Yazar Ülkü AktaşPsikolog • 21 Ağustos 2019 • Yorumlar:

Beynimizle ilgili her geçen gün yapılan çalışmalar bizim Düşünce, Duygu ve Davranışlarımıza ışık tutuyor. Beynimizi yine kendi beynimizle anlamak da bir o kadar zorlaştırıyor işi, ama bizim hayatımızı merakımız belirlediği için, ilgi duyanlar için birkaç şey yazmak istedim.

Hem muhteşem bir donanım; yetişkin bir kişide 100 milyar nöron olduğunu düşünürsek ve de bağlantılarının bildiğimiz sayı sistemi ile ölçemeyeceğimiz bir kapasitede olduğu gerçeği ile ( Galaksideki yıldızlardan daha çok). Lucy filminde söylendiği şekliyle devasa bir enformasyon ağının sahibiyiz ama neredeyse hiç erişimimiz yok!!Hem de hala atalarımızdan kalma sürüngen beynimiz devrede olduğu için işler iyice karışıyor. Belki de biz hayatımızı bu karmaşıklığı çözmek için geçiriyoruz bu koskoca evrende kısacık yaşantımızı.

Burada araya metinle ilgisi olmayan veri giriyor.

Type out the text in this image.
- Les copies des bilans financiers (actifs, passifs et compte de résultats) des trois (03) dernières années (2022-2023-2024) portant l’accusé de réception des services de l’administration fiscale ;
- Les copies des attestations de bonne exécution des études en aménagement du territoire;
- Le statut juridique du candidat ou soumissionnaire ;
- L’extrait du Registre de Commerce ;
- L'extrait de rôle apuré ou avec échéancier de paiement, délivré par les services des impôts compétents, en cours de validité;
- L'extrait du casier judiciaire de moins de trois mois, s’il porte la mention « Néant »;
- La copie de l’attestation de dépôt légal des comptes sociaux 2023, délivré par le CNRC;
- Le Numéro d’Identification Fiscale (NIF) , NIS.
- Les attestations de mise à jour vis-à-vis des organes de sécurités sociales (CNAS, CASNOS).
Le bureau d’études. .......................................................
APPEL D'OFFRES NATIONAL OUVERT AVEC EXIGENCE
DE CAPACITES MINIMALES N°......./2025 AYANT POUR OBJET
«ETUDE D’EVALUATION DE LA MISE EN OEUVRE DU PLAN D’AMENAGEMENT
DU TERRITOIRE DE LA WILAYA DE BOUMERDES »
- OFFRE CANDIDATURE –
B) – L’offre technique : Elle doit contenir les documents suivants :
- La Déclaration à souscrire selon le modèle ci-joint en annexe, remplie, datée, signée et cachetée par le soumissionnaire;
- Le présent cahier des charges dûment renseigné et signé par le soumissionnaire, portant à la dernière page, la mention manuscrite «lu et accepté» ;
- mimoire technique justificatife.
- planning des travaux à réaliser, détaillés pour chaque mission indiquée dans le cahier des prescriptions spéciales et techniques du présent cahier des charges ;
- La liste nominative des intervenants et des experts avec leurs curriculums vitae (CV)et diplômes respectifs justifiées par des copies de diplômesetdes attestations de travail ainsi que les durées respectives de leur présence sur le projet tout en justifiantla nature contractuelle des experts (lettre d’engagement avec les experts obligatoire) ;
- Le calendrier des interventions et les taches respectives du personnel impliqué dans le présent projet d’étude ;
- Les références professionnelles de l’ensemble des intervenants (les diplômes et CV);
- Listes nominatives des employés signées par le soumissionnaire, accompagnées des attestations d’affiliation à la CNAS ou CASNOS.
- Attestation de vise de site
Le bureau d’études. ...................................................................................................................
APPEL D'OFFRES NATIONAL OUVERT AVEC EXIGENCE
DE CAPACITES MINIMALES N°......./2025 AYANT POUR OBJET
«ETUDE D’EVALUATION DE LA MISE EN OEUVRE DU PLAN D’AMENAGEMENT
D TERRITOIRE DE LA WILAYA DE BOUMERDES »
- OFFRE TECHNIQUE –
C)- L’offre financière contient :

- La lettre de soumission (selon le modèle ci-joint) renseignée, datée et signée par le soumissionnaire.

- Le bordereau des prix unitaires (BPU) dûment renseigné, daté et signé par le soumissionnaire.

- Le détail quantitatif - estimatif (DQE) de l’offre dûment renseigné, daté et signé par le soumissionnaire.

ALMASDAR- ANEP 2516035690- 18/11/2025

Algılamamız sınırlı, kıyas ve zıddiyet temelli, duyularımızla hareket ediyoruz ki henüz fark etmediğimiz pek çok duyumuz devrede. Bu karmaşık metabolizmada hiç farkında olmadan yaşamak çok etkili ve güçlü bir silahı çocuğa teslim etmek gibi aslında. O yüzden tüm Kadim Öğretiler, Bilim, Felsefe , Din ve Psikoloji aynı şeyi söylüyor aslında. KENDİNİ BİL. Bunun için ilk şart kendini merak etmek, o yüzden merak bizi yönlendiriyor dedim. Neyi merak ediyorsak Ona yönelip Ona dönüşüyoruz, sohbetimiz de O oluyor, soframız da, dostluklarımız da, okuduklarımız da, izlediklerimiz de, tam da hayatımızın merkezinde. 

Psikoloji sanıldığı gibi bunların romantik bir şekilde ele alındığı bir bilim değildir. Tam tersine oluşum nedenleri, köklerini inceleyen, incelerken de pek çok bilimden yararlanan pozitif bir bilimdir. Beyin tüm karmaşıklığına rağmen bir organdır ve neyi çalıştırdığımızla ilgili gelişir ya da gelişmez hatta “KULLANILMAYAN BEYİN GERİ ALINIR.”O yüzden mutluluk kendiliğinden üzerimize konan bir kelebek bile olsa beynimizde bir takım merkezleri harekete geçirmemiz gerekir. Beyni olan canlıları sınıflandırırken hareket eden canlılar diye tanımlanır, yani anı yaşayabilen; çünkü hareket andadır. Hareket şart bir bitkiden farkımız olması için, farkında olmak şart bir kaplumbağadan farkımız olması için . Farkındalıkla yaşayabilmek, insan olmaya doğan İnsansı tarafımızı eğitebilme dileğiyle.

 

Sayfa içeriği sadece bilgilendirme amaçlıdır, tanı ve tedavi için mutlaka doktorunuza başvurunuz.